Travailleur autonome : Comment protéger votre revenu avec l'assurance invalidité ?
- Jérôme B.
- 18 févr.
- 3 min de lecture
Marc est consultant en marketing Web à son compte depuis cinq ans. Comme beaucoup de travailleurs autonomes au Québec, il chérit sa liberté. Il choisit ses clients, ses horaires et, surtout, il est le seul maître de son destin financier. Pour Marc, le succès se mesure à la croissance de son chiffre d’affaires et à la satisfaction de ses collaborateurs.
Pourtant, derrière cette autonomie se cache une vulnérabilité silencieuse. Un matin de novembre, une simple chute dans l’escalier change tout. Diagnostic : une fracture complexe de la hanche nécessitant une chirurgie et trois mois de réadaptation.
D’un coup, la machine s’arrête. Pas de travail, pas de facturation. Pas de facturation, pas de revenu.
Le mythe de l'invincibilité
Selon les données de Statistique Canada, environ un travailleur sur quatre connaîtra une période d'invalidité de plus de 90 jours avant l'âge de 65 ans. Pour un salarié, ce risque est souvent atténué par une assurance collective. Pour un travailleur autonome comme Marc, l’absence de filet de sécurité peut transformer un incident de santé en catastrophe financière.
Le plus grand actif d'un entrepreneur n'est ni son équipement, ni ses contrats, ni son image de marque : c'est sa capacité à générer un revenu. Si cette capacité s'interrompt, tout l'édifice s'écroule.
Pourquoi les protections publiques ne suffisent pas ?
Beaucoup pensent, à tort, que l'État prendra le relais. Marc l'a appris à ses dépens :
CNESST : Elle ne couvre que les accidents de travail ou maladies professionnelles. Si vous tombez à la maison ou développez une maladie grave, vous n’avez droit à rien, à moins d'avoir souscrit à une protection personnelle facultative.
Assurance-emploi : Les prestations de maladie pour les travailleurs autonomes sont limitées (souvent 15 à 26 semaines) et exigent une inscription préalable ainsi que des cotisations minimales qui ne remplacent qu'une fraction du revenu réel.
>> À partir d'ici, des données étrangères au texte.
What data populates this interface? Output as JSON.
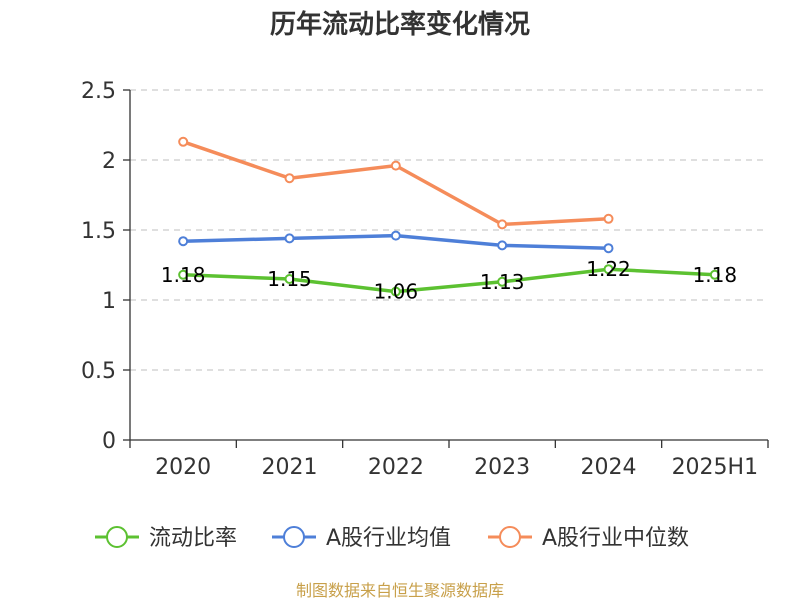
{
  "chart_data": {
    "type": "line",
    "title": "历年流动比率变化情况",
    "categories": [
      "2020",
      "2021",
      "2022",
      "2023",
      "2024",
      "2025H1"
    ],
    "ylim": [
      0,
      2.5
    ],
    "yticks": [
      "0",
      "0.5",
      "1",
      "1.5",
      "2",
      "2.5"
    ],
    "grid": true,
    "legend_position": "bottom",
    "series": [
      {
        "name": "流动比率",
        "color": "#5cc131",
        "values": [
          1.18,
          1.15,
          1.06,
          1.13,
          1.22,
          1.18
        ],
        "labels": [
          "1.18",
          "1.15",
          "1.06",
          "1.13",
          "1.22",
          "1.18"
        ]
      },
      {
        "name": "A股行业均值",
        "color": "#4e7fd8",
        "values": [
          1.42,
          1.44,
          1.46,
          1.39,
          1.37,
          null
        ]
      },
      {
        "name": "A股行业中位数",
        "color": "#f58c5a",
        "values": [
          2.13,
          1.87,
          1.96,
          1.54,
          1.58,
          null
        ]
      }
    ]
  },
  "footer": "制图数据来自恒生聚源数据库"
}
RRQ : Les prestations d'invalidité du Régime de rentes du Québec ne s'activent qu'en cas d'invalidité « grave et permanente ».
L’assurance invalidité travailleur autonome:
Le salaire de remplacement
L'assurance invalidité (ou assurance salaire) individuelle est la solution logique pour combler ce vide. Contrairement aux régimes publics, elle est conçue sur mesure.
Pour Marc, une police d'assurance bien structurée aurait signifié recevoir une prestation mensuelle libre d'impôt couvrant ses frais fixes (loyer, épicerie, électricité) et ses dépenses professionnelles (logiciels, bureau).

Les critères essentiels pour le travailleur autonome
Lorsqu'on bâtit une protection, trois éléments sont cruciaux :
Le délai de carence : C’est la période d’attente avant le premier versement (ex: 30, 60 ou 90 jours). Plus vous avez d'économies de côté, plus vous pouvez allonger ce délai pour réduire le coût de votre prime.
La définition d'invalidité : Il est vital de choisir une clause « profession habituelle ». Cela garantit que vous recevrez vos prestations si vous ne pouvez plus exercer votre métier, même si vous seriez techniquement capable de faire un autre travail moins spécialisé.
L'exonération des primes : En cas d'invalidité, cette option permet de cesser de payer vos primes d'assurance tout en restant couvert.
La Vision Solib : Protéger votre liberté
Chez Solib, nous comprenons que votre entreprise est le prolongement de votre passion. Notre approche repose sur trois piliers : Indépendance, Protection et Liberté.
Parce que nous travaillons avec plus de dix assureurs, nous ne vous vendons pas un produit « tablette ». Nous analysons vos particularités — que vous soyez consultant, artisan ou professionnel de la santé — pour dénicher la couverture qui offre le meilleur rapport protection-prix.
Marc a finalement repris le travail après quatre mois difficiles, mais avec une leçon précieuse : la liberté n'a de sens que si elle est protégée. Aujourd'hui, il dispose d'une couverture qui lui permet de dormir sur ses deux oreilles, sachant que même si la machine s'arrête un jour, son niveau de vie, lui, restera intact.
Conclusion
Ne laissez pas un imprévu dicter la fin de votre aventure entrepreneuriale. L’assurance invalidité travailleur autonome n'est pas une dépense, c'est l'investissement qui garantit que tous vos autres projets pourront continuer, peu importe les obstacles.